Robert Allan waves around the newly completed Sunshine office of his company Royal Wolf.
”From the outside it looks like containers,” Allan says. ”From the inside, it has a completely different aspect: kitchen, staff room, management offices along that wall – not what you expect to see from the outside of a container.”
A few kilometres away, in a factory in Brooklyn, builder Hickory is producing the modular units for a new wave of high-rise apartments that started with the Little Hero in central Melbourne in 2010. By year-end the builder is due to complete a five-storey, 120-room modular hotel in the WA town of South Hedland, having already built one modular apartment block in the town.
Both Royal Wolf’s new office – made from 16 six-metre containers – and the range of accommodation Hickory is building are benefiting from a push to tackle the lengthy time frames that increase the cost of construction in Australia.
Aaron Roberts, a director of Fitzroy-based Room 11 Architects, says the office he designed for Royal Wolf – a company that deals in shipping containers and sells them fitted out as anything from portable kitchens, to storage sheds, to walkways on construction sites, to low-security prison accommodation – was not much cheaper than a conventional office due to materials such as glass and furnishings. .
”It’s more about the flexibility in relation to movement and shipping and transport,” he says. ”I don’t think modularity will hit mainstream until we have larger factories and pricing can be more competitive in the volume-build industry.”
Hickory managing director Michael Argyrou says modular buildings can be completed in half the time of conventional ones and with about one-30th of the carbon emissions. ”Our waste is in small buckets as opposed to large bins on construction sites,” he says.
Allan says containers could take between 6 per cent and 10 per cent of Australia’s market for portable buildings, up from the current 1 per cent, but there are limits.
”The modular buildings are cheaper, they take up more ground space, and they have an external aesthetic that can be a little bit better than a container,” he says.

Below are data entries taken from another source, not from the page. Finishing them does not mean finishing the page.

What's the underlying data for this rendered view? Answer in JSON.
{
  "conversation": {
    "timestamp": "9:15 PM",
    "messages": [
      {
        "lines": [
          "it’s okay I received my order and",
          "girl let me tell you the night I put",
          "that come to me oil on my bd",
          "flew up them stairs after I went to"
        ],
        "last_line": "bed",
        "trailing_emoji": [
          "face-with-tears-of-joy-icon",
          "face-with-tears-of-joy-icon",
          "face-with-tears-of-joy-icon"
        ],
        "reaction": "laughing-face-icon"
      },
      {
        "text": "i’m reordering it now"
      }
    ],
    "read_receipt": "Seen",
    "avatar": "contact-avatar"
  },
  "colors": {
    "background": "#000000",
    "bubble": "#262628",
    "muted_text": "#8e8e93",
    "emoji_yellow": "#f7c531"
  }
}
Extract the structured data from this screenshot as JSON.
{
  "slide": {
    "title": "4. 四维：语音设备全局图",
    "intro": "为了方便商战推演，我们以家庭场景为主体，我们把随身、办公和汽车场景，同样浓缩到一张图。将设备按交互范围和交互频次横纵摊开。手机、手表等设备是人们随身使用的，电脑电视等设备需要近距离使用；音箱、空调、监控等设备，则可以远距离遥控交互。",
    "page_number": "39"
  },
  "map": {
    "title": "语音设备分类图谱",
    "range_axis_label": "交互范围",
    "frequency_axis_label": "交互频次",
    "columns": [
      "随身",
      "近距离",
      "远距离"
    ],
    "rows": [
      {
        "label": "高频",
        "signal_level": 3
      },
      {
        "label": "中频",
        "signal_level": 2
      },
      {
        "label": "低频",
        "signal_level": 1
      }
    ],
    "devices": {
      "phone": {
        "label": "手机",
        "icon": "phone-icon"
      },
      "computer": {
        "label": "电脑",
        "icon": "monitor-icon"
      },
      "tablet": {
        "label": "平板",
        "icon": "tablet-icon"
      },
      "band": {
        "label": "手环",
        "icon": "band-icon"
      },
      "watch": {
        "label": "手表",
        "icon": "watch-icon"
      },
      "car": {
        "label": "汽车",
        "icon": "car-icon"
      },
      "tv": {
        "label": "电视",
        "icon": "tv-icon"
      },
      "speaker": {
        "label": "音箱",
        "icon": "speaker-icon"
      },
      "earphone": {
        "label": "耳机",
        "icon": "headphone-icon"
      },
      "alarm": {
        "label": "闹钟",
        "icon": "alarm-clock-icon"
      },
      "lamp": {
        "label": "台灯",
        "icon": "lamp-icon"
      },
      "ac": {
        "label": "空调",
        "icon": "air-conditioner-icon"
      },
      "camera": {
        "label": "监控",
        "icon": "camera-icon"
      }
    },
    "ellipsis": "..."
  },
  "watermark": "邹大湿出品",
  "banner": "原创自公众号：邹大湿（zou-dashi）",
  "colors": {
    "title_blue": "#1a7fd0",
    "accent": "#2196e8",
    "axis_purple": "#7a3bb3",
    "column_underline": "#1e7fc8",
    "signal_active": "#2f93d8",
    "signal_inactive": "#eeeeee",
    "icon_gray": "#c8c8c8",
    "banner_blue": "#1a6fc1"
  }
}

Argyrou says the increasing acceptance of higher-density living in Australia, and the greater willingness of families to live in apartments, will drive demand for buildings produced off-site. These currently account for less than 5 per cent of new houses. In Germany it is 15 per cent – similar to Japan – and in Sweden it ranges between 50 per cent and 90 per cent.
”We’ve got a long way to go,” Argyrou says.